Not much is currently known about the so-called Impact Team, except that they were pretty peeved about the whole "account deletion for money" scheme that Ashley Madison had been running for a few years. In 2014, tech website Ars Technica reported that the average Ashley Madison subscriber wasn't too pleased with the program either, citing a reader example from a client named "Rob Plant" who had allegedly used their services and tried to hide his old profile on his own, to no avail. Wrote Plant:

I don't care about my profile being up there (it does offer the opportunity to hide it so that it can't be found and I'm no longer getting e-mails from them). But this does seem like a crappy way of a company extorting money out of a (presumably wealthy) audience eager to quickly hide the details of their sordid extramarital dealings.

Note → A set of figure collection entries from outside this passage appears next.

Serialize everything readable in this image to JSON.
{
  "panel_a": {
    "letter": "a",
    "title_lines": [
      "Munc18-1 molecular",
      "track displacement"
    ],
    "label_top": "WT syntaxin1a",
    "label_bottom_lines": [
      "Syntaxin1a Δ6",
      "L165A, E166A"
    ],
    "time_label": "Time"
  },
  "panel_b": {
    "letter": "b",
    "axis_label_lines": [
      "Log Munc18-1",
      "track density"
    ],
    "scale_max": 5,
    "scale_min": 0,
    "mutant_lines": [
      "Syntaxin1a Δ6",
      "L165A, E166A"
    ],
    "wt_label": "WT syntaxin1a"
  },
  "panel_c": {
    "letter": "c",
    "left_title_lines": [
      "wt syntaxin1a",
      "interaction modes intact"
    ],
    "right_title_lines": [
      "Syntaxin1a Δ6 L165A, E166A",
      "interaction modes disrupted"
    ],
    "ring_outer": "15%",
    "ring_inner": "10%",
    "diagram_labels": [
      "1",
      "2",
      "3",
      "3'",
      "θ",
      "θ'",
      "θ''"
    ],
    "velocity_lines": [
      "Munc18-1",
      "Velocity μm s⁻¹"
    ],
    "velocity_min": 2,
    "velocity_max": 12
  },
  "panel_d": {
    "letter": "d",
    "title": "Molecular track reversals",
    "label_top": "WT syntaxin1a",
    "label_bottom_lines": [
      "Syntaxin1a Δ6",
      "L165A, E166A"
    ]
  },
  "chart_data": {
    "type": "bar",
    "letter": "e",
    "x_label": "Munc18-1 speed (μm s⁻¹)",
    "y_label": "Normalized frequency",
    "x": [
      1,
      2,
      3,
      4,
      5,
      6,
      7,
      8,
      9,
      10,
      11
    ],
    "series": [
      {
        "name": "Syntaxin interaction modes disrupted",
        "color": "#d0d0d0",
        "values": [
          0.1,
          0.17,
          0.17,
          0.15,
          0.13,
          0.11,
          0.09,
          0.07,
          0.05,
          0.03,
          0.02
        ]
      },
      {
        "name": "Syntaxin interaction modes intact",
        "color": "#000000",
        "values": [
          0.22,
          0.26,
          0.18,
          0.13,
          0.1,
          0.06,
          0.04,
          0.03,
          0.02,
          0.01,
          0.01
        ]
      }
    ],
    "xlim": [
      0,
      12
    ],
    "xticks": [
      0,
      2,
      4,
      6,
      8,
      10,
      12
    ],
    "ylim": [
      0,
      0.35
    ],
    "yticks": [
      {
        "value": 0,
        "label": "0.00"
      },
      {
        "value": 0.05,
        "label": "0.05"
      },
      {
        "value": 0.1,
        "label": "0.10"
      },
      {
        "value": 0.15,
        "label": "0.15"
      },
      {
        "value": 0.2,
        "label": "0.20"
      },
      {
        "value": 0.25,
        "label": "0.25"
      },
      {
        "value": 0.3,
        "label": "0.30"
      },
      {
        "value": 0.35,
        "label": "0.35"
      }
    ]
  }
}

That seemed to be the general sentiment expressed by the Impact Team on Sunday as well. In its manifesto, the group continued:

Trevor [Stokes], ALM's CTO, once said "protection of personal information" was his biggest "critical success factors" and "I would hate to see our systems hacked and/or the leak of personal information [exposed]. Well, Trevor, welcome to your worst [expletive] nightmare.
We are the Impact Team. We have hacked them completely, taking over their entire office, and production domains, and thousands of systems...
Michael Bocchieri/Getty Images News/Getty Images

So far, the Impact Team says it has collected sensitive data on over 37 million Ashley Madison users, as well as information stolen from similar hookup sites, Established Men and Cougar Life. The group was able to post a sampling of that data on Ashley Madison's site before it was taken down Sunday. More of that information, the Impact Team claimed, would be posted online unless the sites were taken down.

In a strange twist, the group apologized to ALM Director of Security Mark Steele, who the group said had done his job to the best of his ability — the Impact Team, they explained, just happened to be better:

Our one apology is to Mark Steele [Director of Security]. You did everything you could, but nothing you could have done could have stopped this.